Bel Kaufman war vom Typus eine moderne Amerikanerin, aufgeschlossen gegenüber allem Neuen, zu Veränderungen bereit. Ihr Roman lässt sich auch als einen Aufruf lesen, in der Schule nicht alles beim Alten zu belassen. Großes Vertrauen in die Kraft des Lehrpersonals, allen Widrigkeiten zum Trotz ihrem Bildungsauftrag nachzukommen, spricht aus dem Buch, das im Gewand eines unterhaltsamen Romans daherkommt und so alles, was zum Ärgern Anlass gibt, ins Komische verkehrt. Humor als Waffe, Bel Kaufman versteht es damit, eine Lanze für die Einzelkämpfer zu brechen. Sie nehmen sich auch der Jugendlichen aus schwierigen Verhältnissen an, denen Shakespeare gar nichts sagt, die aber dringend der Unterstützung bedürfen, um sich aus der Misere herauszuarbeiten. Kein schlechtes Wort über die Schüler, kein Bedauern, dass früher angeblich alles besser war. Die Englischlehrerin Sylvia Barrett, „die Audrey Hepburn von Calvin Coolidge“, wohl das Alter Ego der Verfasserin im Buch, hegt ein unerschütterbares Vertrauen in die Macht der Bildung, die sie munter weiterzutragen nicht müde wird.

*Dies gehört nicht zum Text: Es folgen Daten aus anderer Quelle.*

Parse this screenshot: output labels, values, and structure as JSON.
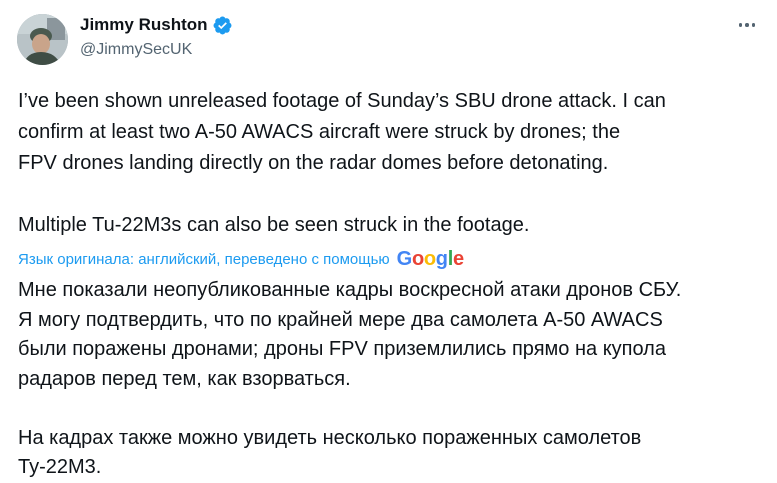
{
  "author": {
    "name": "Jimmy Rushton",
    "handle": "@JimmySecUK"
  },
  "tweet": {
    "paragraph1_line1": "I’ve been shown unreleased footage of Sunday’s SBU drone attack. I can",
    "paragraph1_line2": "confirm at least two A-50 AWACS aircraft were struck by drones; the",
    "paragraph1_line3": "FPV drones landing directly on the radar domes before detonating.",
    "paragraph2": "Multiple Tu-22M3s can also be seen struck in the footage."
  },
  "translation_notice": {
    "text": "Язык оригинала: английский, переведено с помощью",
    "provider_letters": [
      "G",
      "o",
      "o",
      "g",
      "l",
      "e"
    ],
    "provider_colors": [
      "#4285F4",
      "#EA4335",
      "#FBBC05",
      "#4285F4",
      "#34A853",
      "#EA4335"
    ]
  },
  "translation": {
    "line1": "Мне показали неопубликованные кадры воскресной атаки дронов СБУ.",
    "line2": "Я могу подтвердить, что по крайней мере два самолета А-50 AWACS",
    "line3": "были поражены дронами; дроны FPV приземлились прямо на купола",
    "line4": "радаров перед тем, как взорваться.",
    "line5": "На кадрах также можно увидеть несколько пораженных самолетов",
    "line6": "Ту-22М3."
  },
  "colors": {
    "verified_badge": "#1d9bf0",
    "link_blue": "#1d9bf0",
    "secondary_text": "#536471"
  },
  "icons": {
    "verified": "verified-badge-icon",
    "more": "more-options-icon"
  }
}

Bei Schulromanen denken wir an Robert Musil oder Friedrich Torberg, die aus der Schülerperspektive von der Schule als Vernichtungsmaschine alles Individuellen erzählen. Bel Kaufman nimmt die andere Seite ein, schreibt von einem Schüler-Lehrerinnen-Pakt als Voraussetzung für gedeihliches Fortkommen aller Beteiligten. Der Feind steht draußen, eine Bildungspolitik, die mit den Realitäten nicht vertraut ist. Mit 58-jähriger Verzögerung lässt sich dieser Roman auf Deutsch lesen. Das sollten Sie auch tun.